Helen Va'aga
- Born: 11 August 1977 (age 48)
- Height: 1.69 m (5 ft 7 in)

Rugby union career
- Position: Prop

Provincial / State sides
- Years: Team / Apps / (Points)
- 2007, 2009: Auckland / 7 / (0)

International career
- Years: Team / Apps / (Points)
- 2002–2006: New Zealand / 11 / (5)

Coaching career
- Years: Team
- 2009: Iran women
- Medal record
Women's rugby union
Representing New Zealand
Rugby World Cup
| Gold medal – first place | 2002 Spain | Team competition |
| Gold medal – first place | 2006 Canada | Team competition |

= Helen Va'aga =

Helen Va'aga (born 11 August 1977) is a former New Zealand rugby union player.

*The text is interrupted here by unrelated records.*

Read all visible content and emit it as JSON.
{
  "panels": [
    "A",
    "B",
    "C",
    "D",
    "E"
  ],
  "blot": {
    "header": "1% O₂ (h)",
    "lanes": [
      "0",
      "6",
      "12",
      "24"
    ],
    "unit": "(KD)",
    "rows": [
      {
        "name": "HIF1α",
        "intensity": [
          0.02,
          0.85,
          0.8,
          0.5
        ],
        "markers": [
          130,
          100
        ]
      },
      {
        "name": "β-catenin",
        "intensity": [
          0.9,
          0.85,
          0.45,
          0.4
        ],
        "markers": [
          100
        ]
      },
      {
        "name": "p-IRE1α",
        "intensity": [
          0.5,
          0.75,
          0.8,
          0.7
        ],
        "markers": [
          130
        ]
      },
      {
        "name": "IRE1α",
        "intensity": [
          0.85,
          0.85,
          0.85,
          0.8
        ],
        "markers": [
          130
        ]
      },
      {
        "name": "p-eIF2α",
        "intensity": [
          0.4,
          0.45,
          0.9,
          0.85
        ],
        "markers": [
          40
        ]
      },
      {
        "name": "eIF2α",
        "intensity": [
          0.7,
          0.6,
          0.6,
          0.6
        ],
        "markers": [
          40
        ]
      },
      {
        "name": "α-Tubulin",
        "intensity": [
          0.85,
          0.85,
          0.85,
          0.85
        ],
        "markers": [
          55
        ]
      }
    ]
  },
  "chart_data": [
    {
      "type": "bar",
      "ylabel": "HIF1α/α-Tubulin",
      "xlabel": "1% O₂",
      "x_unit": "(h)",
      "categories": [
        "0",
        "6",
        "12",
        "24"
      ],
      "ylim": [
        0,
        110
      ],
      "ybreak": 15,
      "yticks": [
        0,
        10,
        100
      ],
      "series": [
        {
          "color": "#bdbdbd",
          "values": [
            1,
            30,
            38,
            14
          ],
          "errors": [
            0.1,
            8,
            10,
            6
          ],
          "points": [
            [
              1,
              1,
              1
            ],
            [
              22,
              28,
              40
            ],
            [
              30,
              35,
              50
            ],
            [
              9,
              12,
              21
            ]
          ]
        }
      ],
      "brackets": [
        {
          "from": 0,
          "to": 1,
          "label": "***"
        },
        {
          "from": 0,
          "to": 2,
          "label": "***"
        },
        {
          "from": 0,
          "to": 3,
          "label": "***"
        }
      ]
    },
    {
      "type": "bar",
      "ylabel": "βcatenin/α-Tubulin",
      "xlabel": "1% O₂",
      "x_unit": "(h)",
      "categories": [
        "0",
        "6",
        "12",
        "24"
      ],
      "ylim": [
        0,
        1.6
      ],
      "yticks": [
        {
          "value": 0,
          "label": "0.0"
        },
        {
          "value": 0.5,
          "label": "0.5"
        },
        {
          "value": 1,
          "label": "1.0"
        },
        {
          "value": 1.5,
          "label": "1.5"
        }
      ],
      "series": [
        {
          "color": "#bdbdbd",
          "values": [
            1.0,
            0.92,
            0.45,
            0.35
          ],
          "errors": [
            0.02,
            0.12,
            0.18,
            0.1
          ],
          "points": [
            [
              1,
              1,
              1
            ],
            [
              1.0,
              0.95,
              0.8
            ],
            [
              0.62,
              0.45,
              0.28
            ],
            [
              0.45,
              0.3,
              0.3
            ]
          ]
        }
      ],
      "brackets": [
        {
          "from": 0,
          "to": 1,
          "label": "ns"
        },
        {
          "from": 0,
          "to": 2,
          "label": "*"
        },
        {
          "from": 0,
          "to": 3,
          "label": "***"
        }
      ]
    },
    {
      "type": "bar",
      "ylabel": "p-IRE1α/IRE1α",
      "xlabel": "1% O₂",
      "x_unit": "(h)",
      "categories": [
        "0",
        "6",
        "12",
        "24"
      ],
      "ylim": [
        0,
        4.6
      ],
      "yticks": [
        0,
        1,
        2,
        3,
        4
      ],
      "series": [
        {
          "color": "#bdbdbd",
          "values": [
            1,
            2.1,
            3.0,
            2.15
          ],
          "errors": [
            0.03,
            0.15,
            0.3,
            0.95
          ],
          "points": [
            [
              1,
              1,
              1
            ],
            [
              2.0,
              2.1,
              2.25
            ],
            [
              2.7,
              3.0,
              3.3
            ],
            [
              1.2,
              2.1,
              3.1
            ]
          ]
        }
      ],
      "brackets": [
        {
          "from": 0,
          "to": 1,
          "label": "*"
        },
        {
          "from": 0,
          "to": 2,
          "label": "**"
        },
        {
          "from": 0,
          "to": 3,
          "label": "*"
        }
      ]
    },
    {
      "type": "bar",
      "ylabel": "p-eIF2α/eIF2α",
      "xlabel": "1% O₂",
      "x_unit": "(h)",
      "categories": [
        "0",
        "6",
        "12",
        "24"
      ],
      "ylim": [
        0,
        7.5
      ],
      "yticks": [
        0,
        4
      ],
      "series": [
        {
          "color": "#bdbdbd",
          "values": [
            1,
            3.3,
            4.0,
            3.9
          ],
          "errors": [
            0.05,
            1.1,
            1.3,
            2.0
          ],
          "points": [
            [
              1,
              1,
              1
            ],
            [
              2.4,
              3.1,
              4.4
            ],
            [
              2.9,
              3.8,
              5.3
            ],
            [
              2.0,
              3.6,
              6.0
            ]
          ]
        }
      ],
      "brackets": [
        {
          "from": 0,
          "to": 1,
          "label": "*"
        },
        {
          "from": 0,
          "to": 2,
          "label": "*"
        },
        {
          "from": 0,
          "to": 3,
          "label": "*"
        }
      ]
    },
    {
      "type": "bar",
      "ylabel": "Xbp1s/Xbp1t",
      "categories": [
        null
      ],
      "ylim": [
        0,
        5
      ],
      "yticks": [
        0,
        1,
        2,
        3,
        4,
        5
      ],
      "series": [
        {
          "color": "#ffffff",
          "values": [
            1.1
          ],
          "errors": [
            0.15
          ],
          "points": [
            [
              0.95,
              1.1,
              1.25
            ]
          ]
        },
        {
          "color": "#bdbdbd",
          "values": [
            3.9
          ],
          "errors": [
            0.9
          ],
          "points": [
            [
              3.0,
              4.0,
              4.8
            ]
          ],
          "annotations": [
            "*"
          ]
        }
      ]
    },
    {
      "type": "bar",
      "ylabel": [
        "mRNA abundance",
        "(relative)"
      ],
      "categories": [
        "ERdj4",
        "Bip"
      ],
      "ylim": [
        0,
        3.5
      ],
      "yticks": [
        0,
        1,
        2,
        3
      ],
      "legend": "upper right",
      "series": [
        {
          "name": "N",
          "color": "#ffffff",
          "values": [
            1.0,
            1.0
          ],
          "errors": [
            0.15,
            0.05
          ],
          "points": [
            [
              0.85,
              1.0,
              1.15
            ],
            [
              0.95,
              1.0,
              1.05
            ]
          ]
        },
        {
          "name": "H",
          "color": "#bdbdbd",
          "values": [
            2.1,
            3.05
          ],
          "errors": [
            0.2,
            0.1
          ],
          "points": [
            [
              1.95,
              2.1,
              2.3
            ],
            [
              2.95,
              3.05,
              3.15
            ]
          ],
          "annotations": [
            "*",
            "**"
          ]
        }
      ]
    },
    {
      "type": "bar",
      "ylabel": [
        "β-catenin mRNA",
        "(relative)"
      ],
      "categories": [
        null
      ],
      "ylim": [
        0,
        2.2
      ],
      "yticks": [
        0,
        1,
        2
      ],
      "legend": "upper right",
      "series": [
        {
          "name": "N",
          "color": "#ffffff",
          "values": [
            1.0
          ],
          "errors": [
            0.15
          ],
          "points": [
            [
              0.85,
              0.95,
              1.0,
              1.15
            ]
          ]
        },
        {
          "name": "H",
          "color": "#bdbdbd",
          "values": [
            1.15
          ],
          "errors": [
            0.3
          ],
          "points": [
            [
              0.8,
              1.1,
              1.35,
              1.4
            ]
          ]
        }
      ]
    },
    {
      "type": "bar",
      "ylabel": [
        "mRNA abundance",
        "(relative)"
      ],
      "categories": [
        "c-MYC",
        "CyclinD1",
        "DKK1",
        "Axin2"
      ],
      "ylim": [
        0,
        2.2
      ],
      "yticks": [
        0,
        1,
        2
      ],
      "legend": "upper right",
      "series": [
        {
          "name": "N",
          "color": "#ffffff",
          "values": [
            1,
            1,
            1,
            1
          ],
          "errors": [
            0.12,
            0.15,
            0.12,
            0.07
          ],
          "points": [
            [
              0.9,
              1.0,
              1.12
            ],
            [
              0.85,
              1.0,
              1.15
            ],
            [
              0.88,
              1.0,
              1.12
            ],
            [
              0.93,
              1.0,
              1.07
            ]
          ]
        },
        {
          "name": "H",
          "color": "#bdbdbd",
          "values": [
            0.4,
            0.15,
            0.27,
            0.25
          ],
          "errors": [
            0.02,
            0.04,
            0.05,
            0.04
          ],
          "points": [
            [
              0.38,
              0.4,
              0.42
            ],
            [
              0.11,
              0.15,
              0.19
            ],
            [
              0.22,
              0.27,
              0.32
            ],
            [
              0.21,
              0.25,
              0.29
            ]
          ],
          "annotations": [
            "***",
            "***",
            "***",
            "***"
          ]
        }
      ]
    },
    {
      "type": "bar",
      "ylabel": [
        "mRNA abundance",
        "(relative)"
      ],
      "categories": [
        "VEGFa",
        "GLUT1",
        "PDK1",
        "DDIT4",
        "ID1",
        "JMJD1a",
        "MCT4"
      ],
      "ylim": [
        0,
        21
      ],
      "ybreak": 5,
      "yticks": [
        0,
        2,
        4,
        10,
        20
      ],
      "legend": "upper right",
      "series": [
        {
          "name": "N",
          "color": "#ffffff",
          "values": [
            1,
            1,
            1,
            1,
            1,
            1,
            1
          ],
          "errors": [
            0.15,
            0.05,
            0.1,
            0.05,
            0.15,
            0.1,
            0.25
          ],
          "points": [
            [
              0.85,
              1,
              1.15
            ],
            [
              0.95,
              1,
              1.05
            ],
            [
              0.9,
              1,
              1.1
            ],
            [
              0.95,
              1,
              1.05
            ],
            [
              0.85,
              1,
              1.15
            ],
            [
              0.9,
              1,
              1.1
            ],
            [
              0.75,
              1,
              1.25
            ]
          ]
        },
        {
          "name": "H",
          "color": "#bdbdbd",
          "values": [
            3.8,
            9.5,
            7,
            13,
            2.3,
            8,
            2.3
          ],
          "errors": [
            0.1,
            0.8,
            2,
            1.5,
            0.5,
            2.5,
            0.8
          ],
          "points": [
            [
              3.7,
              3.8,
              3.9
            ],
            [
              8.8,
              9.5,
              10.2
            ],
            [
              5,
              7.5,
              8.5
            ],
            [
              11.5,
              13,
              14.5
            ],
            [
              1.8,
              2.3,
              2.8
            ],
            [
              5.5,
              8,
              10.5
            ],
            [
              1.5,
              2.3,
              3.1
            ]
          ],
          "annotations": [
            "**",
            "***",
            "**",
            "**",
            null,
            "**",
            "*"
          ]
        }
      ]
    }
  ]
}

She competed for New Zealand at the 2002 and 2006 Rugby World Cups.

== Rugby career ==
Va'aga made her international debut for the Black Ferns against Germany at the 2002 Rugby World Cup in Spain. She featured for the Black Ferns against a World XV's team in 2003.

In 2005, she played in a test against England at Eden Park. She was part of the Black Ferns squad that won the 2006 Rugby World Cup.

=== Coaching ===
In 2009, Va'aga coached the Iranian women's team.